Meu eu pequeno me chama para um passeio no tempo. Achava mesmo que vinha. Me deu a mão e saímos rumo ao ingênuo de nós.
É de manhã, tem escola. Entramos na sala de aula. Carteiras de dois lugares, com buracos para tinteiro. Alguns tacos soltando. As grandes cortinas, com o vento, pareciam velas abertas. A pasta com material tem guache, canetinhas hidrográficas Sylvapen, papel almaço, Desenhocop. Um cheiro forte de álcool vindo da sala do mimeógrafo. Cartilha Caminho Suave, rangido do giz na lousa. O sino: hora do recreio. Bala de leite Kids, lanche Mirabel, Merengue da Milktex. Alguns meninos brincando de pula-sela e lenço-atrás. Os mais velhos jogavam queimada.

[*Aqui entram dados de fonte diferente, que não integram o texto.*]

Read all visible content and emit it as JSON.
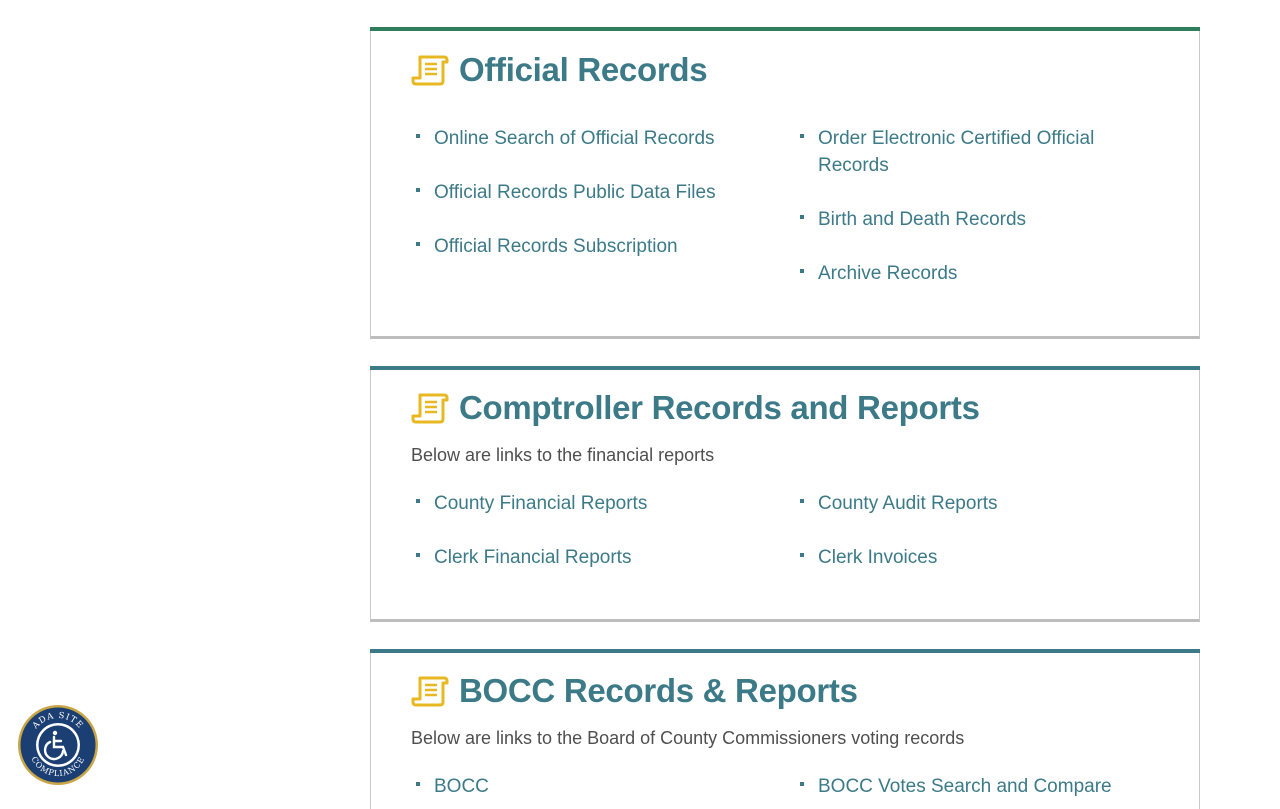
{
  "colors": {
    "teal": "#3c7a88",
    "green_bar": "#2e7d5b",
    "gold_icon": "#e7b822",
    "text_gray": "#4f4f4f"
  },
  "sections": [
    {
      "title": "Official Records",
      "icon": "scroll-icon",
      "links_left": [
        "Online Search of Official Records",
        "Official Records Public Data Files",
        "Official Records Subscription"
      ],
      "links_right": [
        "Order Electronic Certified Official Records",
        "Birth and Death Records",
        "Archive Records"
      ]
    },
    {
      "title": "Comptroller Records and Reports",
      "icon": "scroll-icon",
      "description": "Below are links to the financial reports",
      "links_left": [
        "County Financial Reports",
        "Clerk Financial Reports"
      ],
      "links_right": [
        "County Audit Reports",
        "Clerk Invoices"
      ]
    },
    {
      "title": "BOCC Records & Reports",
      "icon": "scroll-icon",
      "description": "Below are links to the Board of County Commissioners voting records",
      "links_left": [
        "BOCC"
      ],
      "links_right": [
        "BOCC Votes Search and Compare"
      ]
    }
  ],
  "ada_badge": {
    "icon": "wheelchair-icon",
    "text": "ADA SITE COMPLIANCE"
  }
}
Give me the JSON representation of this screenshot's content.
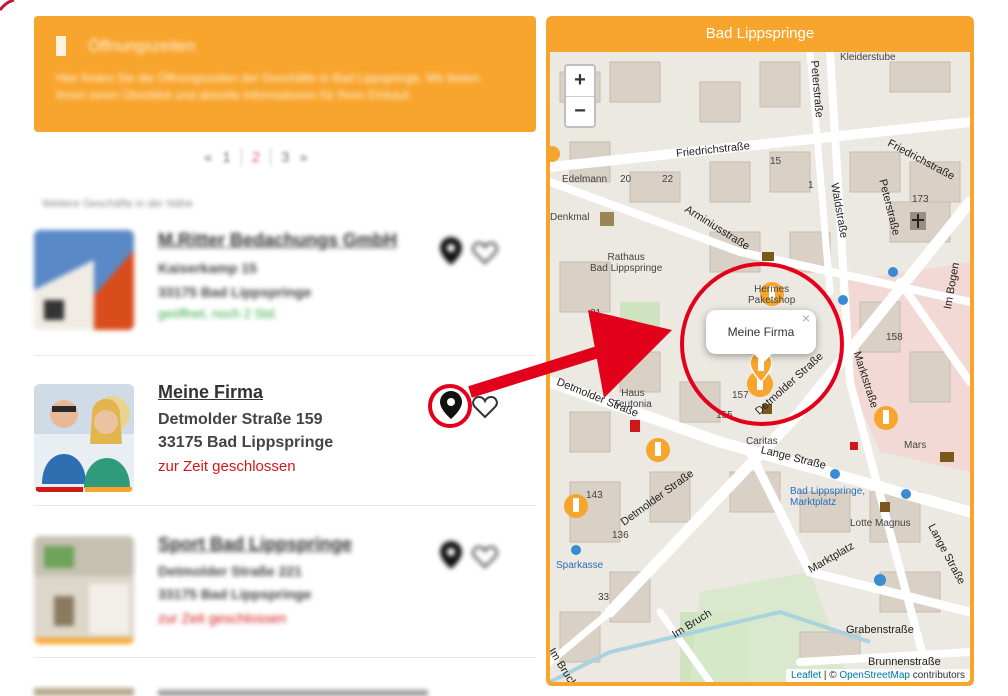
{
  "notice": {
    "title": "Öffnungszeiten",
    "text": "Hier finden Sie die Öffnungszeiten der Geschäfte in Bad Lippspringe. Wir bieten Ihnen einen Überblick und aktuelle Informationen für Ihren Einkauf."
  },
  "pagination": {
    "prev": "«",
    "pages": [
      "1",
      "2",
      "3"
    ],
    "active_index": 1,
    "next": "»"
  },
  "results_label": "Weitere Geschäfte in der Nähe",
  "entries": [
    {
      "name": "M.Ritter Bedachungs GmbH",
      "street": "Kaiserkamp 15",
      "city": "33175 Bad Lippspringe",
      "status": "geöffnet, noch 2 Std.",
      "status_color": "#3aa84a",
      "blurred": true
    },
    {
      "name": "Meine Firma",
      "street": "Detmolder Straße 159",
      "city": "33175 Bad Lippspringe",
      "status": "zur Zeit geschlossen",
      "status_color": "#d01818",
      "blurred": false
    },
    {
      "name": "Sport Bad Lippspringe",
      "street": "Detmolder Straße 221",
      "city": "33175 Bad Lippspringe",
      "status": "zur Zeit geschlossen",
      "status_color": "#d01818",
      "blurred": true
    }
  ],
  "icons": {
    "location": "map-pin-icon",
    "favorite": "heart-icon"
  },
  "colors": {
    "accent": "#f8a52e",
    "annotation": "#e3001b",
    "closed": "#d01818"
  },
  "map": {
    "title": "Bad Lippspringe",
    "zoom_in": "+",
    "zoom_out": "−",
    "popup_text": "Meine Firma",
    "popup_close": "×",
    "attribution_leaflet": "Leaflet",
    "attribution_sep": " | © ",
    "attribution_osm": "OpenStreetMap",
    "attribution_tail": " contributors",
    "labels": {
      "kleiderstube": "Kleiderstube",
      "peterstrasse_top": "Peterstraße",
      "friedrichstrasse_left": "Friedrichstraße",
      "friedrichstrasse_right": "Friedrichstraße",
      "edelmann": "Edelmann",
      "denkmal": "Denkmal",
      "rathaus": "Rathaus\nBad Lippspringe",
      "arminiusstrasse": "Arminiusstraße",
      "waldstrasse": "Waldstraße",
      "peterstrasse_mid": "Peterstraße",
      "hermes": "Hermes\nPaketshop",
      "im_bogen": "Im Bogen",
      "marktstrasse": "Marktstraße",
      "haus_teutonia": "Haus\nTeutonia",
      "detmolder_left": "Detmolder Straße",
      "detmolder_mid": "Detmolder Straße",
      "detmolder_bottom": "Detmolder Straße",
      "caritas": "Caritas",
      "lange_strasse": "Lange Straße",
      "lange_strasse_right": "Lange Straße",
      "marktplatz_stop": "Bad Lippspringe,\nMarktplatz",
      "lotte": "Lotte Magnus",
      "marktplatz": "Marktplatz",
      "sparkasse": "Sparkasse",
      "grabenstrasse": "Grabenstraße",
      "im_bruch": "Im Bruch",
      "im_bruch_left": "Im Bruch",
      "brunnenstrasse": "Brunnenstraße",
      "mars": "Mars",
      "n_157": "157",
      "n_155": "155",
      "n_158": "158",
      "n_173": "173",
      "n_31": "31",
      "n_20": "20",
      "n_22": "22",
      "n_15": "15",
      "n_1": "1",
      "n_143": "143",
      "n_136": "136",
      "n_33": "33"
    }
  }
}
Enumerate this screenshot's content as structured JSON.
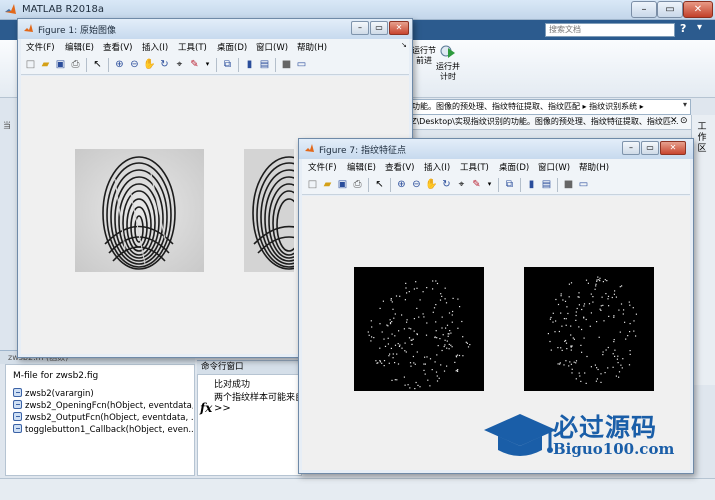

Depois do colégio, voltamos pra casa. No quarto, os 18 volumes do Tesouro da Juventude. Revistas Recreio. Puff de vinil. Kikos marinhos. Dois bambis de pelúcia, empalhados e com olhos de vidro. Coleção Disquinho, cada um de uma cor, com histórias infantis, ao lado da Sonata portátil e dos livros com as Jóias dos Contos de Fada. Bolas de gude, verdes, azuis, rajadas. Telejogo. Botões de futebol com fotos dos jogadores. Bate-bate, que dava hematoma nas mãos e nos pulsos - diversão da mesma época do Vai-e-Vem, outra coqueluche entre os moleques.
Abro a porta do armário (com um adesivo "Brasil, ame-o ou deixe-o") e um mundo de coisas desaba em cima da gente. Kit "O Pequeno Químico", rádio galena, carteirinha do clube, robô a pilha, Mustang de fricção, cofrinho da caderneta de poupança Haspa. Uma bola de capotão número 2, meio murcha e com os gomos descorando, e outra Dente de Leite. Caleidoscópio com pontas de lápis de cor, confete que sobrou da matinê do ano passado, rolinhos de espoleta, molas que desciam escadas. Na parte das roupas, blusa cacharrel, camiseta Hang Ten, calça Gledson. Na sapateira, Kichute, Bamba, botinha com palmilha para pé chato. Ioiô de elástico e serragem. Caninhos de antena para as guerras de feijão cru. Xilofone da Hering. Miniaturas Matchbox, soldados e índios de forte apache. Estalinhos de salão. Embaixo da cama ficavam o Autorama do Emerson, os pés-de-pato e a prancha de isopor.
Seguimos pelo corredor. Ao final dele, numa mesinha art-nouveau, o telefone preto de baquelite. Um chumbo, com a marca Ericsson em letra manuscrita no disco. Os números das linhas só tinham quatro dígitos. Ao lado, um ventilador Bomclima com grades reguláveis. É quase meio dia e um aroma de bife acebolado se mistura ao da cera do assoalho.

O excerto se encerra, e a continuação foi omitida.